I applied to the Protein course to find answers to the challenges I faced during the preparation of my samples for HPLC/mass spectrometry. To assess changes in the expression level of key proteins crucial for BBB function and identify novel differentially expressed proteins, I use HPLC/mass spectrometry proteomics to interrogate protein expression profiles in isolated microvessels. To investigate BBB changes in psychiatric disorders and suicide specifically, I wanted to optimize a microvessel isolation protocol from postmortem frozen human tissue. It was important for me to develop the best method for the extraction of cytosolic, membrane, and transmembrane proteins that seal a gap between the brain endothelial cells. The two-week course gave me a lot of hands-on practice in protein isolation and, through extensive communication with the Instructors and use of the course materials, I was able to come up with the optimal protocol for my project. My main takeaway from the course is that it is imperative to learn as much as possible about your protein/s of interest before you start your experiments. Know your target well because what may work for one protein can be detrimental to another.

How about TGAC? Why did you register for it and what is your key takeaway?

My BBB project involves data that will require knowledge of bioinformatics, and I want to understand what goes into the analyses of the data I produce at the bench. I took TGAC to start learning how to analyze high-throughput data obtained using next-generation sequencing methods and mass spectrometry. As for my key takeaway: Apply what you learn in the course without delay. To acquire a new skill, one needs to practice often – if not daily – therefore it is important to “play” with your data so as to avoid forgetting what you pick up from the course.

The two courses have very different formats: the Protein course consists of hands-on training in a laboratory setting while The Genome Access Course is purely computational. What can you share about the differences or similarities between your experiences in the two courses?

The Genome Access Course Class of 2018 (Spring)

The Genome Access Course Class of 2018 (Spring)

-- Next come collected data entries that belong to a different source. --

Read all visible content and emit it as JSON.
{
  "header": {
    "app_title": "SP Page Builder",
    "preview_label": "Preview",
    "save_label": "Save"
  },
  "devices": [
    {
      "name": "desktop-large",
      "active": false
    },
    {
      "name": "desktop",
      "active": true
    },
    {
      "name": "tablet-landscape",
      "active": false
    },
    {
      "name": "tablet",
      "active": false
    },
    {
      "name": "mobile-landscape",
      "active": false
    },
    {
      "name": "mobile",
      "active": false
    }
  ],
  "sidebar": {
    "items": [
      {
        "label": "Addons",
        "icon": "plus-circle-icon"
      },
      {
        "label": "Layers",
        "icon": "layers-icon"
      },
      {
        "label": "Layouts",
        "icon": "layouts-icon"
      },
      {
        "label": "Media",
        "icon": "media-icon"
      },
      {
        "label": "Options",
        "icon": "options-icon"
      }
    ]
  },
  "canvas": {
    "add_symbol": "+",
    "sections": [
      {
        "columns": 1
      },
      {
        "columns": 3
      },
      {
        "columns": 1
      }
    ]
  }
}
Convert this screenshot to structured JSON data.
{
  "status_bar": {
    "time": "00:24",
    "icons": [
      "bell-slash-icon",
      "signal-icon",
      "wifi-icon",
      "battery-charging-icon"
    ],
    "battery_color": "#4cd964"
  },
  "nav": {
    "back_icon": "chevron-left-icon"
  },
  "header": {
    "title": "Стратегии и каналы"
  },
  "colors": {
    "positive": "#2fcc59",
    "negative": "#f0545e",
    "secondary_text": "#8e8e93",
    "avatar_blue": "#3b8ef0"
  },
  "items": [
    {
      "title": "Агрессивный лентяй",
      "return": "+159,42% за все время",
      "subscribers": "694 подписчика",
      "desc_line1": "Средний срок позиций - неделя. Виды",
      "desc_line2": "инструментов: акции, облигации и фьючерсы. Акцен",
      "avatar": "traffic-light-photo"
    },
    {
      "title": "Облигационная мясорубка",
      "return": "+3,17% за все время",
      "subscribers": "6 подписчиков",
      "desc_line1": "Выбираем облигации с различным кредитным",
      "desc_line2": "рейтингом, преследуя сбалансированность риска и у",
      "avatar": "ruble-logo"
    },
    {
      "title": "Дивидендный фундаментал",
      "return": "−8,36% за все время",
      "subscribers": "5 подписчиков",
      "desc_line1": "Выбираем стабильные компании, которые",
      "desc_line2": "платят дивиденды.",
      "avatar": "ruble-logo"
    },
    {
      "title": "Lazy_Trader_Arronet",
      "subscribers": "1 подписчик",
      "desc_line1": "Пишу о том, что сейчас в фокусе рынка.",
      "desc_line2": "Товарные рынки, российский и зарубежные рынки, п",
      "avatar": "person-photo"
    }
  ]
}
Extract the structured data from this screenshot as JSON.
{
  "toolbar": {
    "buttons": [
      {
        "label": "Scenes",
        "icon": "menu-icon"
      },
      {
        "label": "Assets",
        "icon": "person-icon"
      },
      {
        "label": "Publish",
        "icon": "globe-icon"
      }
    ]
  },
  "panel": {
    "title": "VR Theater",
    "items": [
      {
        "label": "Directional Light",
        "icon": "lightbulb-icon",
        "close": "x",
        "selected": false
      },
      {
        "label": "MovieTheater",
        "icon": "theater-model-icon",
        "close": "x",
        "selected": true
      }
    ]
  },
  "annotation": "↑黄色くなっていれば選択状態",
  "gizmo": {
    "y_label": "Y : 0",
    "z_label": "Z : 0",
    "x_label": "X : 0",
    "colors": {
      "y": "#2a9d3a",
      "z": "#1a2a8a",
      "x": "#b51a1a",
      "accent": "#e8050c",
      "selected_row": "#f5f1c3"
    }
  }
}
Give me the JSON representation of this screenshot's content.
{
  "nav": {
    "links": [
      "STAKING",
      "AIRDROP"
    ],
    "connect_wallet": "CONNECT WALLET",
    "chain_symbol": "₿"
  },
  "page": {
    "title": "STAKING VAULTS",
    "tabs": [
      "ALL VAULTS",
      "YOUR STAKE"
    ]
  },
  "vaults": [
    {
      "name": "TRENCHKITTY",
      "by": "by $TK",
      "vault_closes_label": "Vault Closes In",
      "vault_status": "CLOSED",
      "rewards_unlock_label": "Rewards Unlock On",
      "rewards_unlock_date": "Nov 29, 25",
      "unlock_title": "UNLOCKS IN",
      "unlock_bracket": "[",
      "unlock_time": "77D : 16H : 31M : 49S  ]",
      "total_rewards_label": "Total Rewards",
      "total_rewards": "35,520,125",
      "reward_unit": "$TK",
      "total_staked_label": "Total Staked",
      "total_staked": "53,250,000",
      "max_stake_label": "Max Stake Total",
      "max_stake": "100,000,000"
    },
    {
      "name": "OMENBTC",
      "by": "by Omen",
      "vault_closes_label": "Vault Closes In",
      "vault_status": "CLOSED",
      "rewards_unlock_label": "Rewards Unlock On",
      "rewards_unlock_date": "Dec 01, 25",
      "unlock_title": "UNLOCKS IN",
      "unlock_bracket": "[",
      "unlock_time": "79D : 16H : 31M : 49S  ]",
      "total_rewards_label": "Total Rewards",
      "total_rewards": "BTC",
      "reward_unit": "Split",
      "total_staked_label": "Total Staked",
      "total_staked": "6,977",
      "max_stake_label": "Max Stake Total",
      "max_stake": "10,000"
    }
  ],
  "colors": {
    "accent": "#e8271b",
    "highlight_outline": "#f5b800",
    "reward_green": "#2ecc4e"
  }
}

The two courses I took were indeed very different: TGAC was a short two-day course, whereas Protein course was two weeks long and so requires a completely different level of commitment. What is expected of you is also different: TGAC course is mostly lecture-based with some hands-on computer work, and the Protein course is mostly lab-based with lectures sprinkled throughout the day and evening. You cannot really choose to opt out, and by the end of the first week you already feel like you are a part of a team. In fact, working in a team and as a team will be the main mode of learning in a longer course. Irrespective of which course you decide to take, you will be taught by the top experts in the field within a friendly and supportive learning environment, where you will always have the ability to discuss and clarify concepts that may be confusing. It was an amazing experience: I was challenged to step out of my comfort zone, which is how personal and professional growth happens.

The focus of the CSHL Symposium changes annually. This year its topic was “Brains & Behavior: Order & Disorder in the Nervous System,” with an emphasis on neuroscience and related technologies. Besides the overall topic, what attracted you to participate in it?

Once you graduate, it is easy to focus on your specific area of research and, sometimes, you lose sight of the bigger picture. I strive to prevent this from happening to me. As a college professor, I need to stay abreast of the new discoveries in the field of brain research, and attending the Symposium was a perfect way to catch up with the latest findings. It provided a diverse range of topics and speakers from top-notch brain research labs. When this Symposium hones in on this topic again, I would recommend aspiring neuroscientists to attend. If you haven’t yet decided what you want to dedicate your research to or are looking to expand your network, this is a great conference.

Since you’ve now experienced both meeting and course life at CSHL, what differences or similarities did you notice about the two program types?

The courses had a much more focused agenda and required a few prerequisites so you are more likely to meet people who share similar professional or academic experiences as you. The meetings, on the other hand, were eclectic and brought together people from very diverse backgrounds. But in both instances, expect to be surrounded by like-minded people enthusiastic about science and the discoveries it brings.

What did you like most about your meeting and courses this year?

I am very lucky to live a short train ride away from CSHL. Since the first CSHL meeting I attended in 2016 on Glia in Health and Disease, I keep coming back because the quality of the meetings and courses have always been stellar, and the content and organization of the events always meet my expectations. In fact, I am looking forward to attending the Blood Brain Barrier meeting in 2019.

Both the Protein course and TGAC will return to the Laboratory in 2019; and applications are already being accepted. Apply to the Protein course by January 31, 2019 here.

Thank you to Tatiana for sharing with us her experience, and we look forward to having her back at the Laboratory again. To meet other featured scientists - and discover the wide range of science that takes part in a CSHL meeting or course - go here and here.

Visitor of the Week: Mike Tramantano


Meet Mike Tramantano of Cold Spring Harbor Laboratory (CSHL). Prior to joining CSHL President and Chief Executive Officer Bruce Stillman’s lab in February 2017 as a postdoctoral fellow, Mike earned his Ph.D. in Molecular and Cellular Biology from Stony Brook University (SBU). Since 2012, Mike has participated in six meetings at CSHL plus The Genome Access Course (TGAC) which kicks off later this afternoon.

What are your research interests? What are you working on?
In mammalian cells, stepwise assembly of large multi-protein complexes occurs at specific sites in the genome and is required to initiate DNA replication prior to cell division. My research focuses on understanding the recruitment mechanism that occurs upstream of this assembly and answering the question: How do cells recognize the correct sites in the genome for assembly to begin and what factors are involved in this process?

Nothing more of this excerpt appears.